More licence deals signed with European content publishers for the Google News Showcase scheme, ahead of its launch in Italy
Alphabet’s Google division continues to sign news with publishers around the world for the Google News Showcase scheme.
Reuters has reported that Google has signed its first licence agreements in Italy with several publishers to offer access to some of their content.
Google has been signing content deals around the world since late 2020. Last month it signed a UK deal with News Corp to that it will provide premium content for the Google News Showcase offering, in return for “significant payments” from Google.
Google also recently agreed to pay $76 million (£55m) to French news publishers under the terms of a deal to end a copyright dispute.
The Google News Showcase scheme was first mooted back in June 2020, as a way to compensate news publishers initially in Australia, Brazil, and Germany for the news they produce.

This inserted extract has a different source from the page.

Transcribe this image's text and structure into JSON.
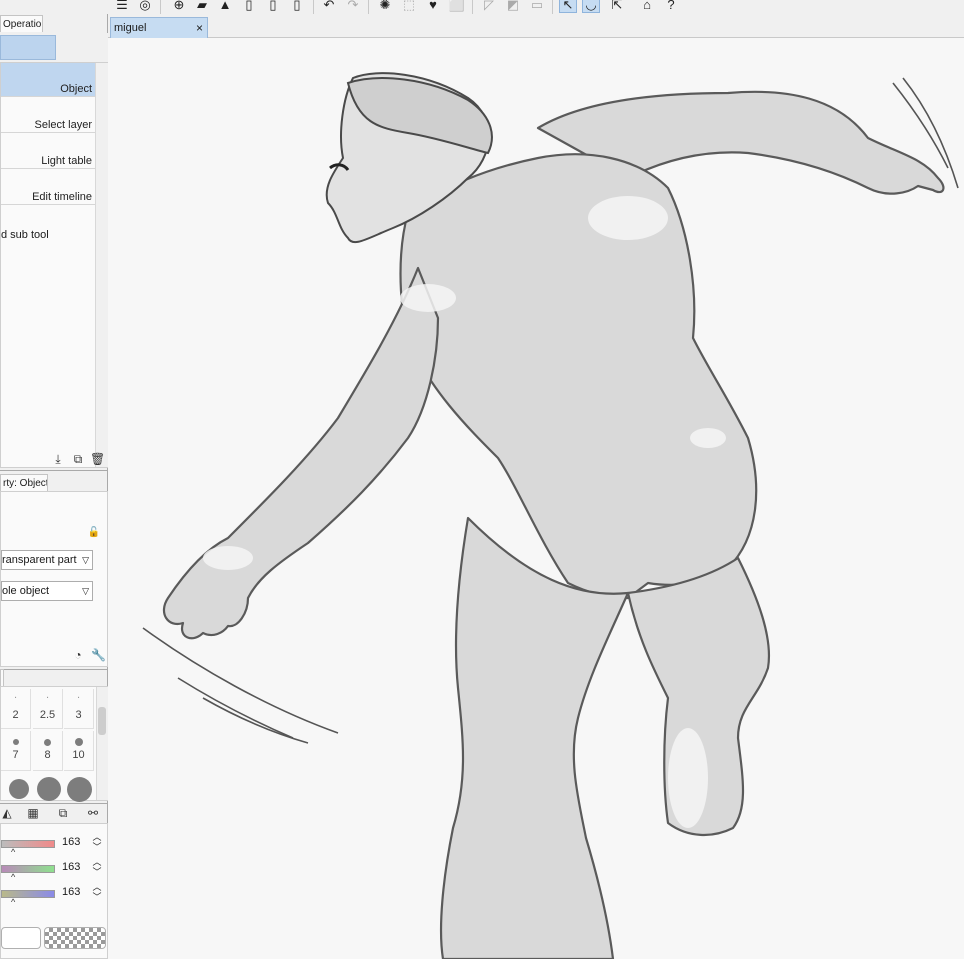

CEO Sundar Pichai pledged $1 billion (£778m) over three years to the News Showcase scheme.
And now Google News Showcase is expected to launch in Italy in the coming weeks, a media representative for Google in Italy told Reuters.
The Italian deal has been signed with local publishers including RCS Mediagroup, which publishes daily Corriere della Sera as well as popular sports daily Gazzetta dello Sport, the publisher of financial daily Il Sole 24 ore and Caltagirone editore, which owns Rome-based paper Il Messaggero.
No financial details of the deal were disclosed.
But Reuters reported that the agreement covers 13 Italian editorial companies, giving Google Showcase users access to content from 76 national and local papers.
Google has also signed content deals in Germany and Brazil.
“We are pleased to have reached this agreement which, by also regulating the issue of related rights, recognises the importance of quality information and the authority of our publications,” RCS Chief Executive Urbano Cairo was quoted as saying in a statement.
RCS said the deal with Google also included the Spanish-language papers owned by the group – El Mundo, Marca and Expansion.
This could potentially pave the way for a resumption of Google’s news service in Spain, which was shut down in 2014 in response to legislation which meant it had to pay a mandatory collective licensing fee to re-publish headlines or snippets of news.